2 – Les « prétendants » sont menacés de paraître prétentieux car ils ont à montrer la légitimité de leurs prétentions, car cette légitimité a encore à faire ses preuves. Leurs références pédantes ou leurs goûts tapageurs font qu’on les accuse d’être des arrivistes ou des « parvenus ». Déjà au XVIIème siècle, « le Bourgeois gentilhomme ».
IV) Les goûts pris dans un schéma horizontal
On est toujours dans une sociologie du goût, mais on apprécie l’effet d’autres facteurs :
D’abord les réalités culturelles : Di Maggio (1987) met en évidence la porosité plus forte des frontières aux USA du fait des mobilités socioéconomiques.

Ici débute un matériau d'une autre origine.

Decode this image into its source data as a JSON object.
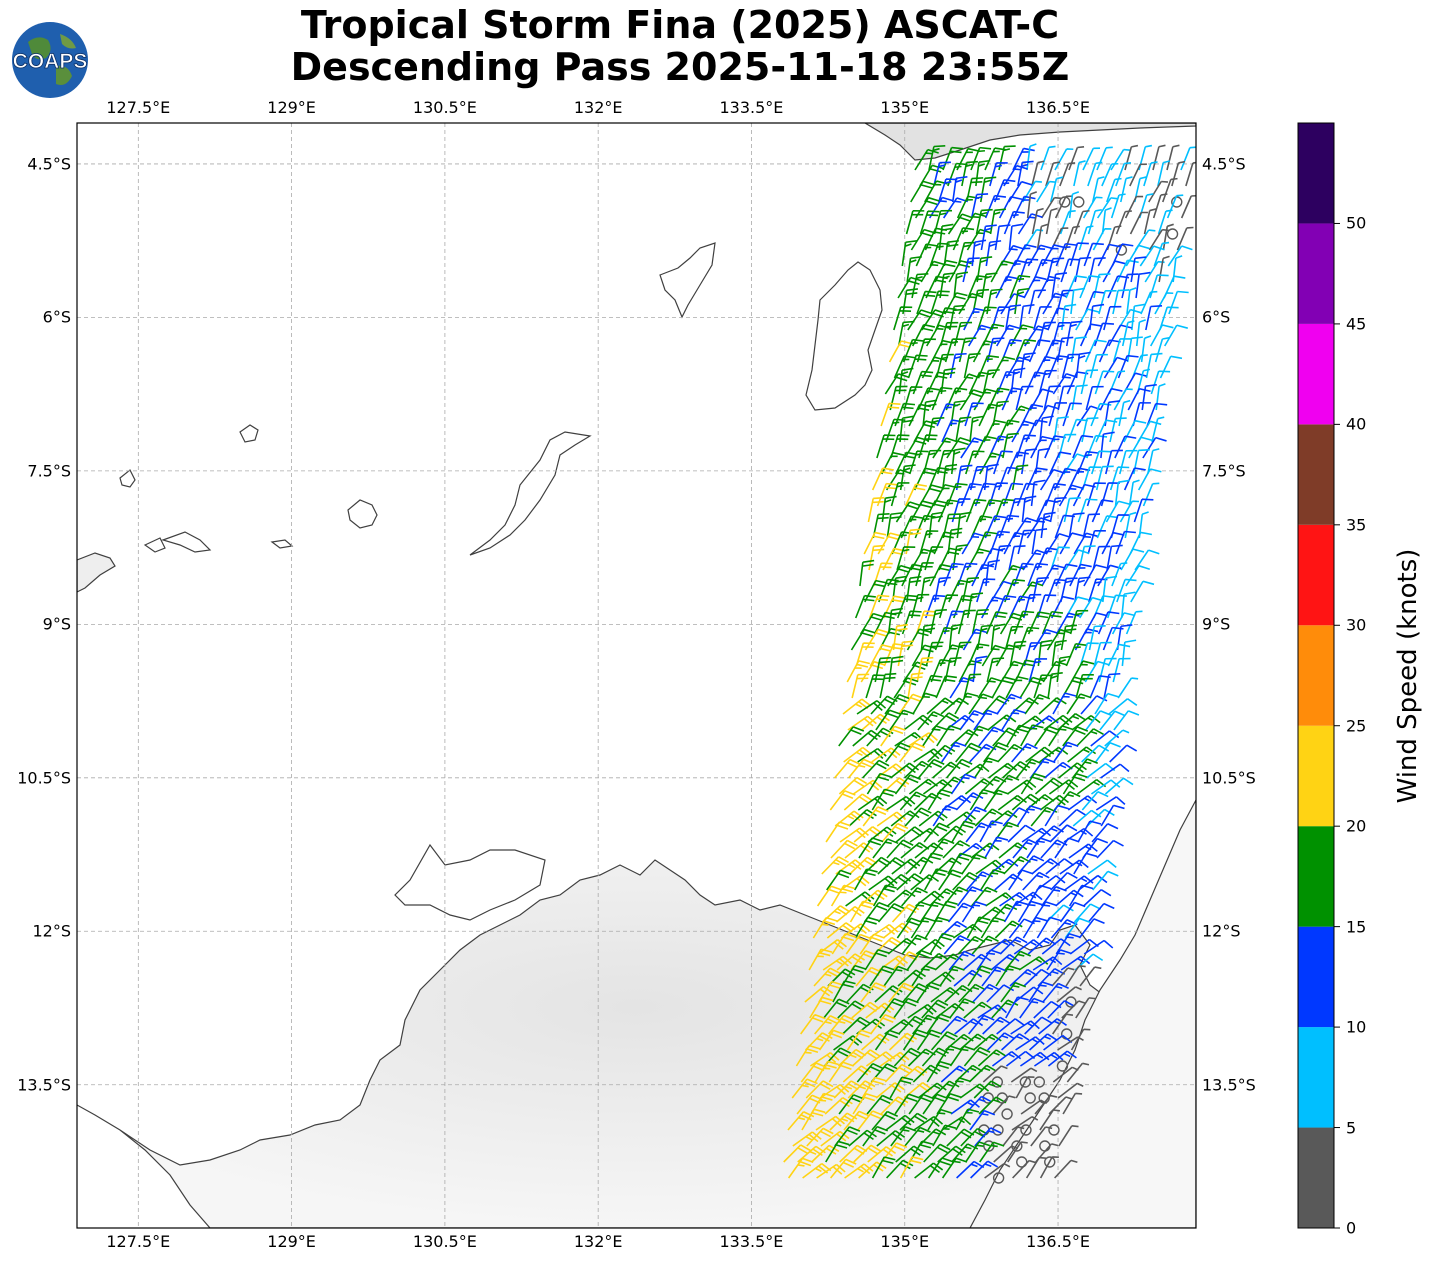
{
  "title": {
    "line1": "Tropical Storm Fina (2025) ASCAT-C",
    "line2": "Descending Pass 2025-11-18 23:55Z"
  },
  "logo": {
    "text": "COAPS",
    "icon": "globe-icon"
  },
  "map": {
    "lon_range": [
      126.9,
      137.85
    ],
    "lat_range": [
      -14.9,
      -4.1
    ],
    "gridlines": true,
    "lon_ticks": [
      {
        "value": 127.5,
        "label": "127.5°E"
      },
      {
        "value": 129,
        "label": "129°E"
      },
      {
        "value": 130.5,
        "label": "130.5°E"
      },
      {
        "value": 132,
        "label": "132°E"
      },
      {
        "value": 133.5,
        "label": "133.5°E"
      },
      {
        "value": 135,
        "label": "135°E"
      },
      {
        "value": 136.5,
        "label": "136.5°E"
      }
    ],
    "lat_ticks": [
      {
        "value": -4.5,
        "label": "4.5°S"
      },
      {
        "value": -6,
        "label": "6°S"
      },
      {
        "value": -7.5,
        "label": "7.5°S"
      },
      {
        "value": -9,
        "label": "9°S"
      },
      {
        "value": -10.5,
        "label": "10.5°S"
      },
      {
        "value": -12,
        "label": "12°S"
      },
      {
        "value": -13.5,
        "label": "13.5°S"
      }
    ]
  },
  "colorbar": {
    "label": "Wind Speed (knots)",
    "ticks": [
      "0",
      "5",
      "10",
      "15",
      "20",
      "25",
      "30",
      "35",
      "40",
      "45",
      "50"
    ],
    "bins": [
      {
        "from": 0,
        "to": 5,
        "color": "#595959"
      },
      {
        "from": 5,
        "to": 10,
        "color": "#00bfff"
      },
      {
        "from": 10,
        "to": 15,
        "color": "#0038ff"
      },
      {
        "from": 15,
        "to": 20,
        "color": "#009100"
      },
      {
        "from": 20,
        "to": 25,
        "color": "#ffd314"
      },
      {
        "from": 25,
        "to": 30,
        "color": "#ff8c0a"
      },
      {
        "from": 30,
        "to": 35,
        "color": "#ff1414"
      },
      {
        "from": 35,
        "to": 40,
        "color": "#7f3c28"
      },
      {
        "from": 40,
        "to": 45,
        "color": "#f000f0"
      },
      {
        "from": 45,
        "to": 50,
        "color": "#8200b4"
      },
      {
        "from": 50,
        "to": 55,
        "color": "#2d0060"
      }
    ]
  }
}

Ensuite l’effet environnemental de la « culture de masse », l’apparition de la culture de l’écran (O. Donnat) (intégration des « goûts dissonnants » - Lahire). L’éclectisme culturel serait devenu le mode dominant de rapport à la culture.
Et enfin l’autonomisation de la culture jeune par rapport à la culture des adultes, qui fait qu’un jeune bourgeois qui a adhéré sous l’étiquette « rock » aux styles populaires de musique dans sa jeunesse, aura conservé à l’âge adulte cet engouement, bien qu’il se soit bien (ré)embourgeoisé (« génération Woodstock »).
Cela diminue l’idée d’une verticalité du goût (liée à l’échelle sociale), au profit d’une horzontalité (milieux, communautés, tranches d’âge). Cf. Peterson, Coulangeon, Lahire, DiMaggio. Deux composantes jumelles de l’horizontalisation :
l’éclectisme : l’ « omnivore » de Peterson (1990), l’importance accrue des « identités secondaires » (différenciation des goûts sur la base des critères d’appartenances culturelles : humour juif new-yorkais, musique ethnique)
l’autonomie : autonomisation des normes esthétiques des classes populaires (« street art », art urbain et le « on s’en fout de votre « art contemporain ! » (Grignon et Passeron).
V) La verticalité retrouvée. Les classes sociales existent, mais se manifestent autrement.
Cette horizontalisation précédente n’élimine pas la verticalité :
L’édification des frontières symboliques se déplace des objets culturels vers les attitudes, la manière de consommer de la culture : le même objet culturel peut faire l’objet de lectures différentes (écouter un concert à la télé ou en « live », consommer moins et en parler plus).
L’éclectisme du haut : maîtrise des contextes différents de ces répertoires culturels, complexification esthétique. L’éclectisme du bas : esthétisme indistinct, confusion disqualifiante (vous mélangez tout !). La distinction sociale aussi va se manifester de la façon suivante : plus on descend dans l’échelle sociale, plus cet éclectisme est réduit à ce qui est offert à l’école et à la télé. Plus on monte dans l’échelle sociale, plus on est capable de faire subtilement coexister le hard metal et Schubert.
Les plus aisés ont tendance à préférer le cosmopolite (cuisines ethniques, esthtiques lointaines). Moins aisés, ils restent attachés à un éclectisme culturel non cosmopolite (la cuisine de terroir).
Conclusion : les enquêtes sociologiques sur les goûts confirment les stratification sociales, les fonctions ostentatoires du goût, tandis que les médias modernes (internet), la « culture de masse », la sémiologie de l’art (Barthes, Eco) ont eu tendance à brouiller ce repérage.